Just a couple days ago the New York City council voted to ban the practice by sanitation workers to sticker the window of vehicles that were violating the alternate-side street cleaning rules. Whilst the vehicle’s owner would still receive a parking violation fine, they are no longer allowed to punish drivers by defacing their vehicles with the hard-to-remove stickers. While I find the ban agreeable, I have a bone to pick with the general legislative approach.
One of the problems with positive law is that the mindset it encourages is antithetical to what should otherwise be a presumptive prohibition of aggression and the security of both property and personal liberties. Unlike the “negative” rights of common law, the legislative process of positive law will all too often err and enshrine legal principles that are unjust. This is not to say that legislators do not get it right sometimes– for example laws that prohibit murder, theft and fraud are all [potentially] perfectly just laws.

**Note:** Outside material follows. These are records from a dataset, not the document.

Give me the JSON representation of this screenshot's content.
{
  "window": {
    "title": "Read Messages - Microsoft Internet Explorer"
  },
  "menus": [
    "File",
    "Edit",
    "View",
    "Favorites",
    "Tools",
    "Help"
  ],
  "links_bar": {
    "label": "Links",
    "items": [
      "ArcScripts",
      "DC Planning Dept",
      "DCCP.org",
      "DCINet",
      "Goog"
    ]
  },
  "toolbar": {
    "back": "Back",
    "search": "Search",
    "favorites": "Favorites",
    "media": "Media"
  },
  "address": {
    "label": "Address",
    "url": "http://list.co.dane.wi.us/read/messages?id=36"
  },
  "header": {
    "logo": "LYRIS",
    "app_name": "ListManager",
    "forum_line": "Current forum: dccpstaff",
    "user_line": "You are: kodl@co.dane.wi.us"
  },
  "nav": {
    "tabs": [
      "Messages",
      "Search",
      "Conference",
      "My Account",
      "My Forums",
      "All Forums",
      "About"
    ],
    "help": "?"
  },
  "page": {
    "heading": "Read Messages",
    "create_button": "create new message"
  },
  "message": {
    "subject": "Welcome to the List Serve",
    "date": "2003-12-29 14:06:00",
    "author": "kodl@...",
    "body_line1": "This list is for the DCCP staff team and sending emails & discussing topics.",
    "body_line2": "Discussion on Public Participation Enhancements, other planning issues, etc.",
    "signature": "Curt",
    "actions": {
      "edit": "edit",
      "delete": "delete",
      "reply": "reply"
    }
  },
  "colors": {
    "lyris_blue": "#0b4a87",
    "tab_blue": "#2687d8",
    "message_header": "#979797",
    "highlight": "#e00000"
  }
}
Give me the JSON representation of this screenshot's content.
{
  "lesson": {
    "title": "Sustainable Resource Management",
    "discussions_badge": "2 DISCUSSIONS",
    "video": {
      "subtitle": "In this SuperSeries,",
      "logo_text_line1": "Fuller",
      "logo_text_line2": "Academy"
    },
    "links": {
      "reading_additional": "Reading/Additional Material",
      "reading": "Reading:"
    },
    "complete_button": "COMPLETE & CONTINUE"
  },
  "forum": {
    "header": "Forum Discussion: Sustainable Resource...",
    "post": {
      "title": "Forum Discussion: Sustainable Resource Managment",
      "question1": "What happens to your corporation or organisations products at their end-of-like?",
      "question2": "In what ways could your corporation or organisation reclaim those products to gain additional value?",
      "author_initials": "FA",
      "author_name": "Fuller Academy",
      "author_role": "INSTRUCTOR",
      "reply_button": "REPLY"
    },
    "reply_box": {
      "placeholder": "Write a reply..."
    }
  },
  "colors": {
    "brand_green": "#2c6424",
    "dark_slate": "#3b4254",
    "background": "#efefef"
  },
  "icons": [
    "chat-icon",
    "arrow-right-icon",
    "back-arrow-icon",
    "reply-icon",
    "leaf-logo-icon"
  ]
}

With a positive law mindset, actions that are not yet defined in the statutes lie in a grey area neither prohibited nor permitted “under the law”. And later, if ever, when the statutes are codified, the result could be in having laws that don’t prohibit or permit enough, or in fact laws that prohibit or permit too much. This is a problem inherent to a process that tries to encapsulate the entire range of possible actions and to explicitly codify them into the written law.
The presumptions now change- anything not explicitly forbidden is arguably permissible. Actions which are now prohibited lie beyond the reach of justice if they were carried out before the law was passed under the legal principle ex post facto. Of course it doesn’t necessarily have to be this way– laws that forbids theft and injury could already be understood to include all forms of theft, damage and injury without the codification of specific actions, i.e. “killing with a knife in the right hand using a stabbing motion”. What the positivist mindset encourages is the tendency to look at the codified word as the source of justice, so that one could then hair-split it so that the actual action is not specified and thereby not prohibited.
That said, property defacement should be considered a forbidden action (regardless of the actual codified law) and therefore there was no actual need for a specific law to ban the stickering practice. Instead the government could have enforced the already existing laws against property defacement to stop this punitive, vindictive crime.